Domenica 22 febbraio 2026 alle ore 16.00 il Teatro Gerolamo di Milano (piazza Cesare Beccaria 8) ospita lo spettacolo Osteria n.1: la Briosca (storie e canzoni di quando Milano non era ancora da bere), con Erminio e Maria Sada e l'accompagnamento musicale di Luca Bartolommei (voce e chitarre) e Raffaele Kohler (tromba); la regia è di Francesca Biffi.
Un vecchio mangianastri fa riemergere i ricordi delle indimenticabili serate all’Osteria della Briosca, fucina di comici e abitata dai suoi stravaganti personaggi. Il Pinza, come lo chiamavano, è stato una leggenda tra gli osti milanesi, i primi attori di cabaret, la gente di spettacolo e i ligera, la mala del dopoguerra. Stava sui Navigli, molto diversi da quelli di oggi per la tipologia degli abitanti e dei locali. Ma Milano stava vivendo una delle sue trasformazioni, da città operaia diventava il paradiso del business, le tute blu hanno lasciato il posto ai doppiopetto blu, la vecchia ligera è stata soppiantata dalla criminalità organizzata, i sogni e le speranze dei giovani sono collassati nel riflusso e nella disillusione.
La Milan cont el coeur in man è diventata la Milano da bere, dove c'erano tante luci e qualche ombra. Ma fino ad allora le osterie erano il cuore del quartiere, luoghi di aggregazione e di socialità. Ci si andava a bere, a consumare un pasto a basso prezzo, a giocare a carte, a dama, a cantare. Si discuteva, con più o meno competenza, di sport, politica, grandi ideali, di temi esistenziali e dei piccoli o grandi problemi personali. E c'era sempre qualcuno disposto ad ascoltare e ad aiutare. Le differenze di ceto venivano azzerate. Ricche dame e vecchie lavandaie, operai e studenti, pensionati al minimo e artigiani, avvocati ed ex galeotti sedevano e bevevano insieme allo stesso tavolo.

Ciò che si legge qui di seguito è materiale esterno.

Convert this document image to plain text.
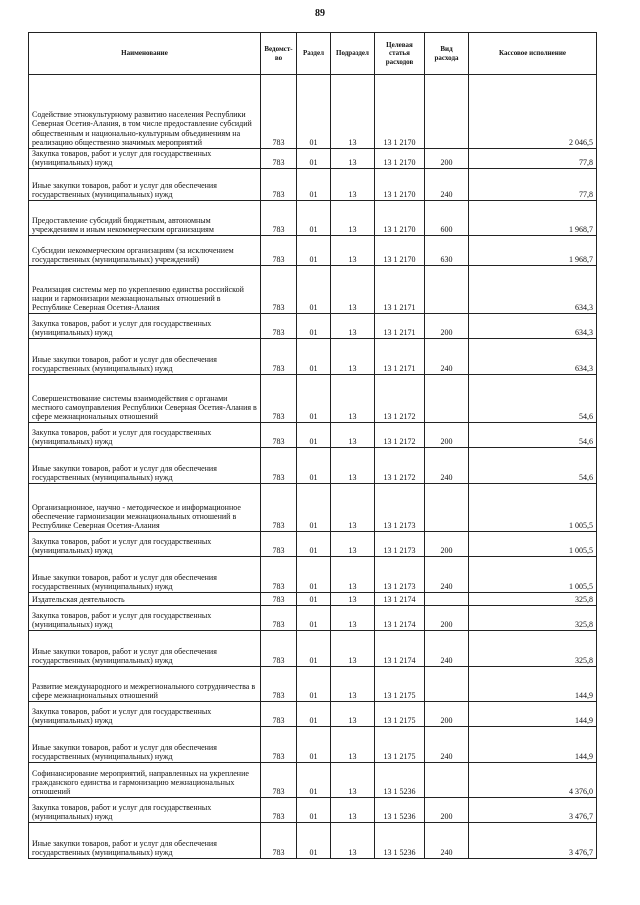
89
Наименование	Ведомст-во	Раздел	Подраздел	Целевая статья расходов	Вид расхода	Кассовое исполнение
Содействие этнокультурному развитию населения Республики Северная Осетия-Алания, в том числе предоставление субсидий общественным и национально-культурным объединениям на реализацию общественно значимых мероприятий	783	01	13	13 1 2170		2 046,5
Закупка товаров, работ и услуг для государственных (муниципальных) нужд	783	01	13	13 1 2170	200	77,8
Иные закупки товаров, работ и услуг для обеспечения государственных (муниципальных) нужд	783	01	13	13 1 2170	240	77,8
Предоставление субсидий бюджетным, автономным учреждениям и иным некоммерческим организациям	783	01	13	13 1 2170	600	1 968,7
Субсидии некоммерческим организациям (за исключением государственных (муниципальных) учреждений)	783	01	13	13 1 2170	630	1 968,7
Реализация системы мер по укреплению единства российской нации и гармонизации межнациональных отношений в Республике Северная Осетия-Алания	783	01	13	13 1 2171		634,3
Закупка товаров, работ и услуг для государственных (муниципальных) нужд	783	01	13	13 1 2171	200	634,3
Иные закупки товаров, работ и услуг для обеспечения государственных (муниципальных) нужд	783	01	13	13 1 2171	240	634,3
Совершенствование системы взаимодействия с органами местного самоуправления Республики Северная Осетия-Алания в сфере межнациональных отношений	783	01	13	13 1 2172		54,6
Закупка товаров, работ и услуг для государственных (муниципальных) нужд	783	01	13	13 1 2172	200	54,6
Иные закупки товаров, работ и услуг для обеспечения государственных (муниципальных) нужд	783	01	13	13 1 2172	240	54,6
Организационное, научно - методическое и информационное обеспечение гармонизации межнациональных отношений в Республике Северная Осетия-Алания	783	01	13	13 1 2173		1 005,5
Закупка товаров, работ и услуг для государственных (муниципальных) нужд	783	01	13	13 1 2173	200	1 005,5
Иные закупки товаров, работ и услуг для обеспечения государственных (муниципальных) нужд	783	01	13	13 1 2173	240	1 005,5
Издательская деятельность	783	01	13	13 1 2174		325,8
Закупка товаров, работ и услуг для государственных (муниципальных) нужд	783	01	13	13 1 2174	200	325,8
Иные закупки товаров, работ и услуг для обеспечения государственных (муниципальных) нужд	783	01	13	13 1 2174	240	325,8
Развитие международного и межрегионального сотрудничества в сфере межнациональных отношений	783	01	13	13 1 2175		144,9
Закупка товаров, работ и услуг для государственных (муниципальных) нужд	783	01	13	13 1 2175	200	144,9
Иные закупки товаров, работ и услуг для обеспечения государственных (муниципальных) нужд	783	01	13	13 1 2175	240	144,9
Софинансирование мероприятий, направленных на укрепление гражданского единства и гармонизацию межнациональных отношений	783	01	13	13 1 5236		4 376,0
Закупка товаров, работ и услуг для государственных (муниципальных) нужд	783	01	13	13 1 5236	200	3 476,7
Иные закупки товаров, работ и услуг для обеспечения государственных (муниципальных) нужд	783	01	13	13 1 5236	240	3 476,7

I figli del Pinza, Erminio e Maria, nati e cresciuti dietro il bancone della Briosca, sono stati testimoni di questa trasformazione, potendola vivere dal loro particolare punto d'osservazione e così lo spettacolo si apre con Erminio e Maria che entrano in un ambiente buio e polveroso. È l'interno della Briosca, chiusa da anni. Maria toglie una tovaglia che copre la vecchia insegna, sistema tavoli e sedie, mentre Erminio trova su un tavolo delle musicassette e un vecchio mangianastri. E partono le note di una canzone che si cantava in coro tra i tavoli, tornano i ricordi e tra aneddoti e canzoni rinasce uno spezzone della Milano di ieri.
Ad accompagnarli, Luca Bartolommei con voce e chitarra e tanta esperienza, e la magica tromba di Raffaele Kohler.